Following arguably the worst week of his political life, Ed Miliband made a combative speech at the University of London today as he tried to silence criticism of his leadership.
While seeking to switch the spotlight on to policy and away from sniping about his performance the Labour leader promised a new crackdown on companies and individuals who avoid tax.
In what the Independent's chief political commentator John Rentoul described as a re-run of his conference speech, here are seven things Mr Miliband said (while reading from an autocue)...

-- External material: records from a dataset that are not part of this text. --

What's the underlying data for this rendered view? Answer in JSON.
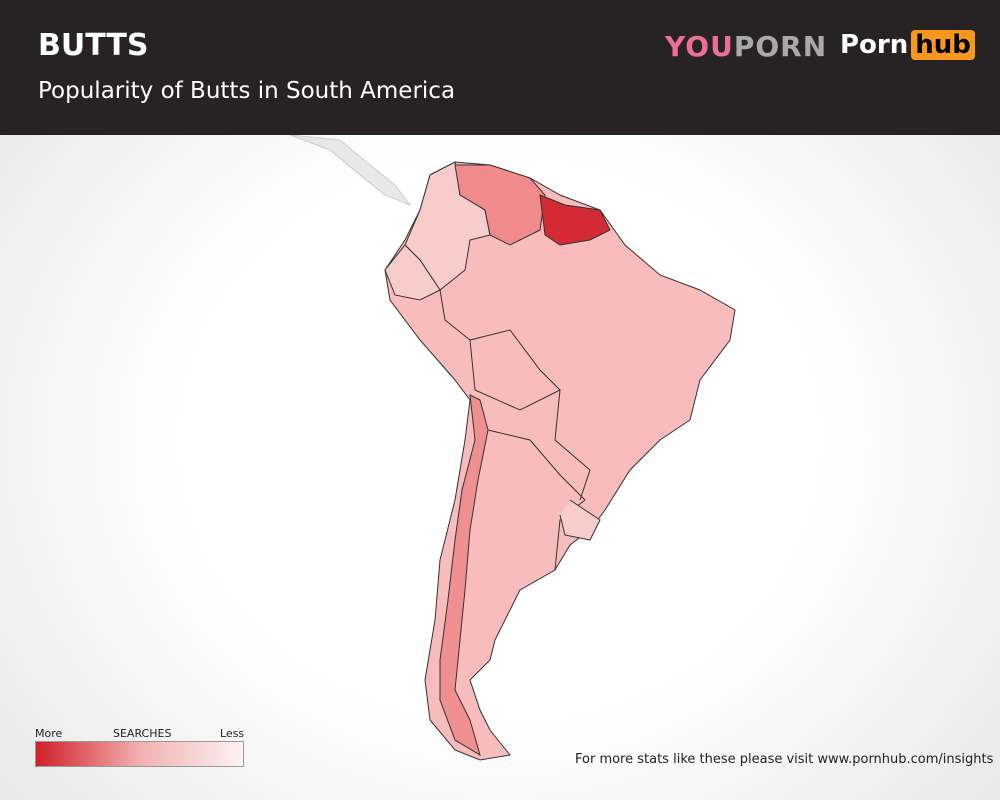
{
  "header": {
    "title": "BUTTS",
    "subtitle": "Popularity of Butts in South America",
    "logos": {
      "youporn": [
        "YOU",
        "PORN"
      ],
      "pornhub": [
        "Porn",
        "hub"
      ]
    }
  },
  "legend": {
    "more": "More",
    "title": "SEARCHES",
    "less": "Less"
  },
  "footer": "For more stats like these please visit www.pornhub.com/insights"
}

1. On his leadership crisis
You know there is a saying that goes: “What doesn’t kill you makes you stronger.” Being leader of the opposition, particularly in the last few days, I know what it means. You need resilience in this job. You need thick skin. But above all, you need belief in what you are doing. Not belief based on a longing to have a picture on the wall in Downing Street. Not belief driven by a sense of entitlement, that it is somehow Labour’s turn. Instead, belief driven by how we must change the country.
2. On political opponents
We’re in a fight not because our opponents think we’re destined to lose the election. But because they fear we can win. And between now and the election they are going to use every tactic to try to destabilise, distract us and throw us off course. Our task, the task for every person in this party, is simple: To focus our eyes on the prize of changing this country.
3. On inequality
Now I have heard some people say they don’t know what we stand for. So let me take the opportunity today to spell it out in the simplest of terms ... This country is too unequal. And we need to change it … So it starts with one core belief. Our country only works for the privileged few today, not for most people.

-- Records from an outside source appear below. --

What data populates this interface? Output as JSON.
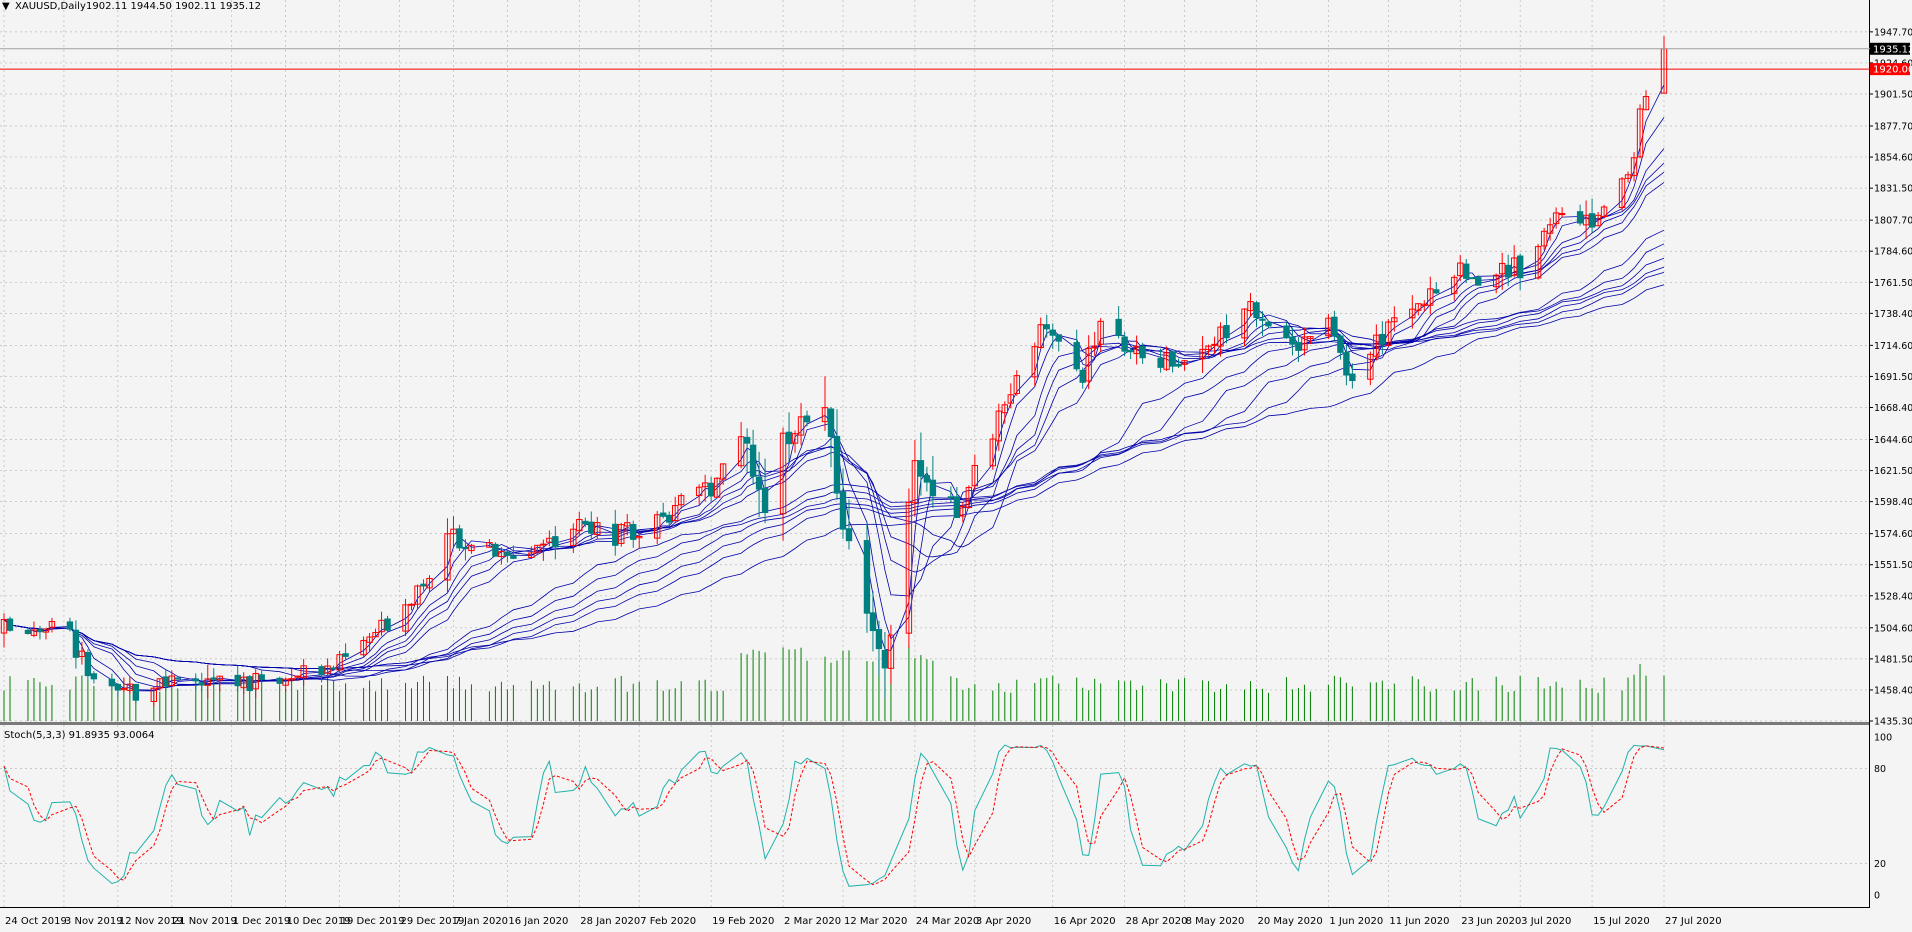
{
  "header": {
    "symbol_label": "XAUUSD,Daily",
    "ohlc_text": "1902.11 1944.50 1902.11 1935.12"
  },
  "colors": {
    "background": "#f4f4f4",
    "grid": "#b8b8b8",
    "bull_candle": "#ff0000",
    "bear_candle": "#008080",
    "ma_line": "#0000aa",
    "volume": "#008000",
    "price_line": "#ff0000",
    "stoch_main": "#20b2aa",
    "stoch_signal": "#ff0000",
    "axis_text": "#000000"
  },
  "price_axis": {
    "ticks": [
      "1947.70",
      "1924.60",
      "1901.50",
      "1877.70",
      "1854.60",
      "1831.50",
      "1807.70",
      "1784.60",
      "1761.50",
      "1738.40",
      "1714.60",
      "1691.50",
      "1668.40",
      "1644.60",
      "1621.50",
      "1598.40",
      "1574.60",
      "1551.50",
      "1528.40",
      "1504.60",
      "1481.50",
      "1458.40",
      "1435.30"
    ],
    "current_price_label": "1935.12",
    "alert_level_label": "1920.00"
  },
  "date_axis": {
    "labels": [
      "24 Oct 2019",
      "3 Nov 2019",
      "12 Nov 2019",
      "21 Nov 2019",
      "1 Dec 2019",
      "10 Dec 2019",
      "19 Dec 2019",
      "29 Dec 2019",
      "7 Jan 2020",
      "16 Jan 2020",
      "28 Jan 2020",
      "7 Feb 2020",
      "19 Feb 2020",
      "2 Mar 2020",
      "12 Mar 2020",
      "24 Mar 2020",
      "3 Apr 2020",
      "16 Apr 2020",
      "28 Apr 2020",
      "8 May 2020",
      "20 May 2020",
      "1 Jun 2020",
      "11 Jun 2020",
      "23 Jun 2020",
      "3 Jul 2020",
      "15 Jul 2020",
      "27 Jul 2020"
    ]
  },
  "indicator": {
    "label": "Stoch(5,3,3) 91.8935 93.0064",
    "levels": [
      "100",
      "80",
      "20",
      "0"
    ]
  },
  "chart_data": {
    "type": "candlestick",
    "symbol": "XAUUSD",
    "timeframe": "Daily",
    "ylim": [
      1435.3,
      1955
    ],
    "current_price": 1935.12,
    "alert_level": 1920.0,
    "last_bar": {
      "open": 1902.11,
      "high": 1944.5,
      "low": 1902.11,
      "close": 1935.12
    },
    "close_path": [
      {
        "d": "24 Oct 2019",
        "c": 1502
      },
      {
        "d": "3 Nov 2019",
        "c": 1509
      },
      {
        "d": "8 Nov 2019",
        "c": 1462
      },
      {
        "d": "12 Nov 2019",
        "c": 1456
      },
      {
        "d": "21 Nov 2019",
        "c": 1464
      },
      {
        "d": "1 Dec 2019",
        "c": 1464
      },
      {
        "d": "10 Dec 2019",
        "c": 1466
      },
      {
        "d": "19 Dec 2019",
        "c": 1478
      },
      {
        "d": "29 Dec 2019",
        "c": 1517
      },
      {
        "d": "7 Jan 2020",
        "c": 1574
      },
      {
        "d": "16 Jan 2020",
        "c": 1556
      },
      {
        "d": "28 Jan 2020",
        "c": 1582
      },
      {
        "d": "7 Feb 2020",
        "c": 1570
      },
      {
        "d": "19 Feb 2020",
        "c": 1612
      },
      {
        "d": "24 Feb 2020",
        "c": 1650
      },
      {
        "d": "28 Feb 2020",
        "c": 1586
      },
      {
        "d": "2 Mar 2020",
        "c": 1640
      },
      {
        "d": "9 Mar 2020",
        "c": 1672
      },
      {
        "d": "12 Mar 2020",
        "c": 1580
      },
      {
        "d": "19 Mar 2020",
        "c": 1475
      },
      {
        "d": "24 Mar 2020",
        "c": 1620
      },
      {
        "d": "1 Apr 2020",
        "c": 1592
      },
      {
        "d": "3 Apr 2020",
        "c": 1620
      },
      {
        "d": "14 Apr 2020",
        "c": 1728
      },
      {
        "d": "16 Apr 2020",
        "c": 1718
      },
      {
        "d": "21 Apr 2020",
        "c": 1690
      },
      {
        "d": "24 Apr 2020",
        "c": 1732
      },
      {
        "d": "28 Apr 2020",
        "c": 1706
      },
      {
        "d": "8 May 2020",
        "c": 1703
      },
      {
        "d": "18 May 2020",
        "c": 1738
      },
      {
        "d": "20 May 2020",
        "c": 1743
      },
      {
        "d": "26 May 2020",
        "c": 1712
      },
      {
        "d": "1 Jun 2020",
        "c": 1738
      },
      {
        "d": "5 Jun 2020",
        "c": 1686
      },
      {
        "d": "11 Jun 2020",
        "c": 1730
      },
      {
        "d": "23 Jun 2020",
        "c": 1765
      },
      {
        "d": "3 Jul 2020",
        "c": 1774
      },
      {
        "d": "8 Jul 2020",
        "c": 1808
      },
      {
        "d": "15 Jul 2020",
        "c": 1806
      },
      {
        "d": "21 Jul 2020",
        "c": 1842
      },
      {
        "d": "24 Jul 2020",
        "c": 1902
      },
      {
        "d": "27 Jul 2020",
        "c": 1935
      }
    ],
    "moving_averages": {
      "count": 12,
      "color": "#0000aa"
    },
    "volume": {
      "color": "#008000"
    },
    "stochastic": {
      "k_period": 5,
      "d_period": 3,
      "slowing": 3,
      "main": 91.8935,
      "signal": 93.0064,
      "ylim": [
        0,
        100
      ]
    }
  }
}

4. On the “zero-zero” economy
It is about: … People making a decent living but who can’t afford to buy a home of their own. People who worry that one of the foundation stones of their security – the NHS – is under threat. People asking why they are on zero hours contracts while some of those at the top get away with paying zero tax.
5. On the economic system
This inequality is not some accident. It is driven by beliefs about how you run countries and how we should run Britain. Wrong beliefs. Beliefs that have had their time. The belief that insecurity is the way you make working people work harder. The view that low pay is the only way we can compete in the world. The idea that markets will always get the right outcome, even if that means powerful interests have all the power.
6. On his own values
Here’s what I believe… Security. Hard work rewarded. Vested interests made to work in the public interest. Public services there when you need them. And a country succeeding together, not ripped apart. Labour values. The values of the British people. The values that will win us the general election.
7. On next year's election
The Tories have no answers to the discontent people feel. UKIP have wildly wrong answers to that discontent. And who knows what one can say about the Liberal Democrats? Friends, I say we can take this lot apart and it is time we did.